Oh those murderous, sliding doors... An electronic arrangement imbued with an errant computer system that causes the doors to snap shut on you while you are still only halfway through. Once they have extricated themselves, people often find that their bag, trolley or precious small child is still on the other side(!) Much energetic leaping up and down is then required to get the doors to open again but luckily for me, someone was already leaping. The air was blue with frustrated cries of: Joh! Hup hup! Rot deuren! (Rotten doors) and Potverdommer! (Uninterpretable). People outside were leaping too but nothing was happening and I wondered if the unsynchronized jumps were canceling each other out?
Hup! Hup! Men, women kids and a barking dog tied up near the door leaped for Holland.
'Hup Holland hup!'
Enter Hans with another key and after a bit of fiddling somewhere near the top of the doors, they slid stiffly apart, allowing the hoards to bang into each other in their efforts to get in and out without being sliced in two.
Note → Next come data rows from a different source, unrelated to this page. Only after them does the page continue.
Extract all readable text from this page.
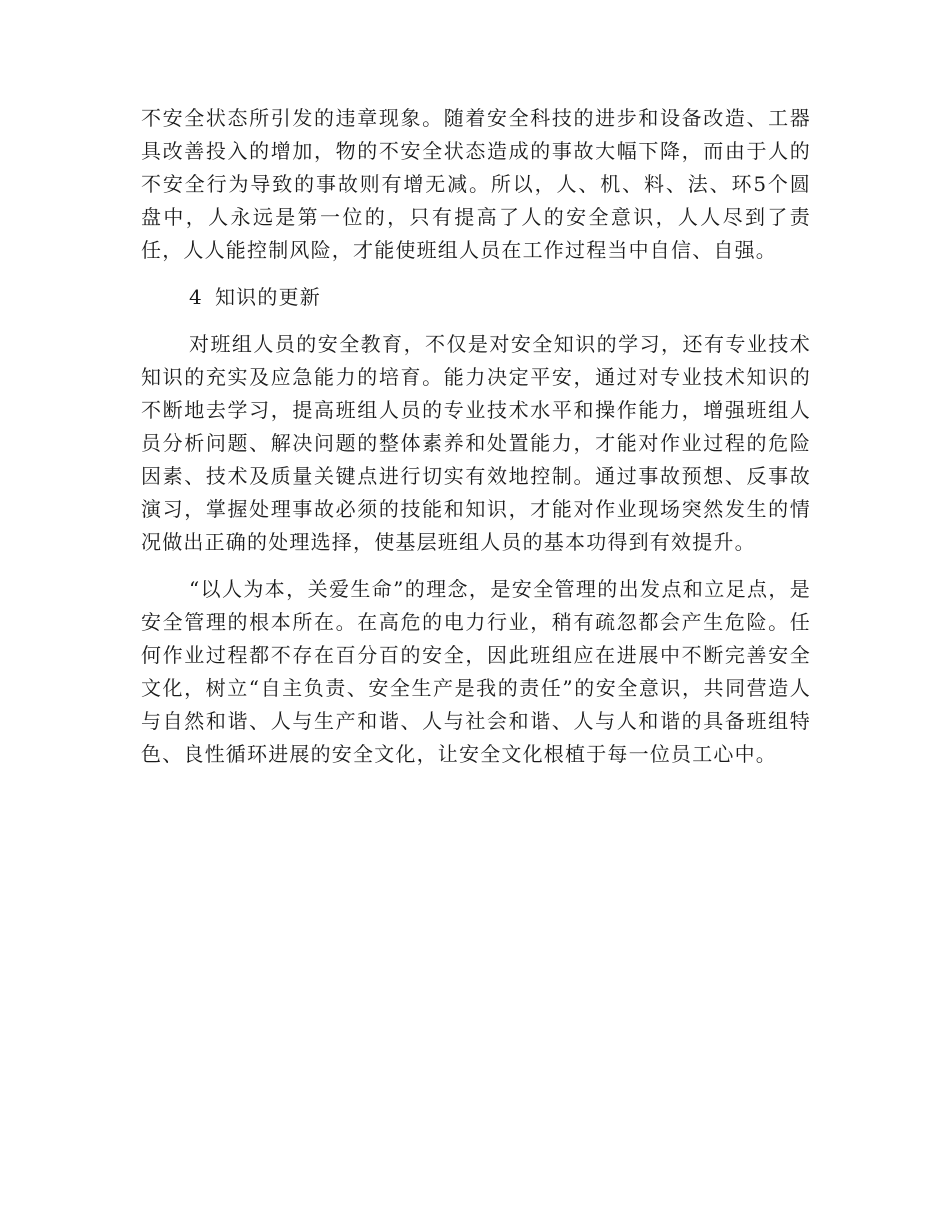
不安全状态所引发的违章现象。随着安全科技的进步和设备改造、工器具改善投入的增加，物的不安全状态造成的事故大幅下降，而由于人的不安全行为导致的事故则有增无减。所以，人、机、料、法、环5个圆盘中，人永远是第一位的，只有提高了人的安全意识，人人尽到了责任，人人能控制风险，才能使班组人员在工作过程当中自信、自强。

4 知识的更新

对班组人员的安全教育，不仅是对安全知识的学习，还有专业技术知识的充实及应急能力的培育。能力决定平安，通过对专业技术知识的不断地去学习，提高班组人员的专业技术水平和操作能力，增强班组人员分析问题、解决问题的整体素养和处置能力，才能对作业过程的危险因素、技术及质量关键点进行切实有效地控制。通过事故预想、反事故演习，掌握处理事故必须的技能和知识，才能对作业现场突然发生的情况做出正确的处理选择，使基层班组人员的基本功得到有效提升。

“以人为本，关爱生命”的理念，是安全管理的出发点和立足点，是安全管理的根本所在。在高危的电力行业，稍有疏忽都会产生危险。任何作业过程都不存在百分百的安全，因此班组应在进展中不断完善安全文化，树立“自主负责、安全生产是我的责任”的安全意识，共同营造人与自然和谐、人与生产和谐、人与社会和谐、人与人和谐的具备班组特色、良性循环进展的安全文化，让安全文化根植于每一位员工心中。
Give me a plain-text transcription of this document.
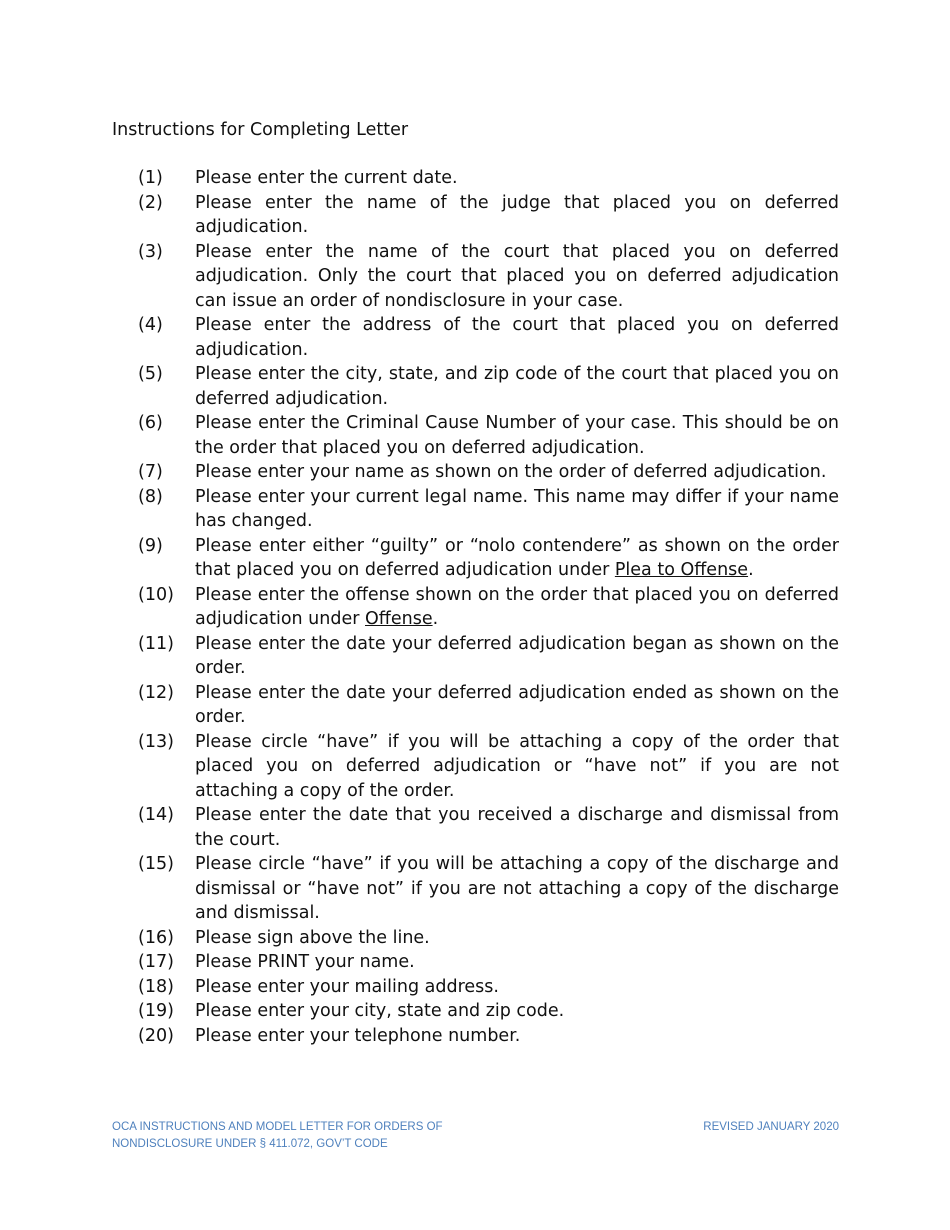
Instructions for Completing Letter
(1)	Please enter the current date.
(2)	Please enter the name of the judge that placed you on deferred adjudication.
(3)	Please enter the name of the court that placed you on deferred adjudication. Only the court that placed you on deferred adjudication can issue an order of nondisclosure in your case.
(4)	Please enter the address of the court that placed you on deferred adjudication.
(5)	Please enter the city, state, and zip code of the court that placed you on deferred adjudication.
(6)	Please enter the Criminal Cause Number of your case. This should be on the order that placed you on deferred adjudication.
(7)	Please enter your name as shown on the order of deferred adjudication.
(8)	Please enter your current legal name. This name may differ if your name has changed.
(9)	Please enter either “guilty” or “nolo contendere” as shown on the order that placed you on deferred adjudication under Plea to Offense.
(10)	Please enter the offense shown on the order that placed you on deferred adjudication under Offense.
(11)	Please enter the date your deferred adjudication began as shown on the order.
(12)	Please enter the date your deferred adjudication ended as shown on the order.
(13)	Please circle “have” if you will be attaching a copy of the order that placed you on deferred adjudication or “have not” if you are not attaching a copy of the order.
(14)	Please enter the date that you received a discharge and dismissal from the court.
(15)	Please circle “have” if you will be attaching a copy of the discharge and dismissal or “have not” if you are not attaching a copy of the discharge and dismissal.
(16)	Please sign above the line.
(17)	Please PRINT your name.
(18)	Please enter your mailing address.
(19)	Please enter your city, state and zip code.
(20)	Please enter your telephone number.
OCA INSTRUCTIONS AND MODEL LETTER FOR ORDERS OF
NONDISCLOSURE UNDER § 411.072, GOV’T CODE
REVISED JANUARY 2020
Unbelievably, I made it safely to the street and turned for home. A watery sun was smiling down and the thought of a pot of tea and a packet of chocy biccys brought renewed vigour to my step!
It was touch and go for a while there - and all very undignified - but tomorrow is another day and I am determined that it will take more than a bunch of vending machines and door gremlins to bring me down!